An important reminder that these things never really go away: four years after the Deepwater Horizon explosion dumped over 200 million gallons of crude oil into the Gulf of Mexico, massive amounts of the stuff are still washing ashore. Last week, the Pensacola News Journal reports, a crew from the state Department of Environmental Protection discovered a 1,250-pound mat of tar, sand and water -- measuring 9 feet long and 9 feet wide -- in the surf.
Testing confirmed that the hidden-until-now deposit consisted of MC-252 oil from the 2010 spill.
In its own version of a "Mission Accomplished" fake-out, BP ended its efforts to seek out remaining tar deposits last summer, even as tar balls continued to be discovered near daily on the shores of Alabama, Florida and Mississippi. According to Michael Anderson, a spokesman for the U.S. Coast Guard, they now mostly rely on tourists and local beach-goers to find the toxic deposits.
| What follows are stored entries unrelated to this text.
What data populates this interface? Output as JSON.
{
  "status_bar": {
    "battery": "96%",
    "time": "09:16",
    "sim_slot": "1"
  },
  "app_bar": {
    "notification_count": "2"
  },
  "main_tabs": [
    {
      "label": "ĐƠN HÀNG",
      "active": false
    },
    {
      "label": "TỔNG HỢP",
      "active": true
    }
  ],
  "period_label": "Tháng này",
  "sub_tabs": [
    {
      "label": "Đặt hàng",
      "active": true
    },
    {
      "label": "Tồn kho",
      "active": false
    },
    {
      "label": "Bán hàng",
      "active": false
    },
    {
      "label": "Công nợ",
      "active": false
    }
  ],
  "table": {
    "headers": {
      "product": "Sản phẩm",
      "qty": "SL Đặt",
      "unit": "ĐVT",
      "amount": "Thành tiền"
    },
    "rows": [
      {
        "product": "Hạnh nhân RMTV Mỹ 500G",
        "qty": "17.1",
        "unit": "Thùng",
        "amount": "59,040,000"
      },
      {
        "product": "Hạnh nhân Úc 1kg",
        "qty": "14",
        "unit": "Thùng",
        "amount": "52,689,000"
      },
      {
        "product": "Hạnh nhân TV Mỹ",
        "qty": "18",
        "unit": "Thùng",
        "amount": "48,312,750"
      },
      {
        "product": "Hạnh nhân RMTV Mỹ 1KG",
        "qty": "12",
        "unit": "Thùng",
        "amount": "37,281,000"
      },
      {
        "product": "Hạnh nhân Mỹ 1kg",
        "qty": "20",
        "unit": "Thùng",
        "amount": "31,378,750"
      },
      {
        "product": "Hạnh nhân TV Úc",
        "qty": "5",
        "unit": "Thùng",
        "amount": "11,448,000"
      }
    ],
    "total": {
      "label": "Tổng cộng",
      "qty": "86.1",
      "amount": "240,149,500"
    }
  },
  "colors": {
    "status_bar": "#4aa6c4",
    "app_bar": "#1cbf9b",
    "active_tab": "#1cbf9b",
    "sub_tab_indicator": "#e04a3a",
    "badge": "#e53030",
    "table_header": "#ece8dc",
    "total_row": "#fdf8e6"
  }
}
The Tampa Bay Times has more on the two-day cleanup effort:
Because of its contact with the oil, the whole thing had to be handled as hazardous material. The location posed a bit of a problem for BP's contracted cleanup crews, according to Petty Officer Michael Anderson of the Coast Guard.
BP's contractors aren't allowed to go out in the surf deeper than their knees, he explained. So DEP's two inspectors used their shovels to dig up the lumps of tar and carry them to shore, where the contractors could bag them up for disposal, he said.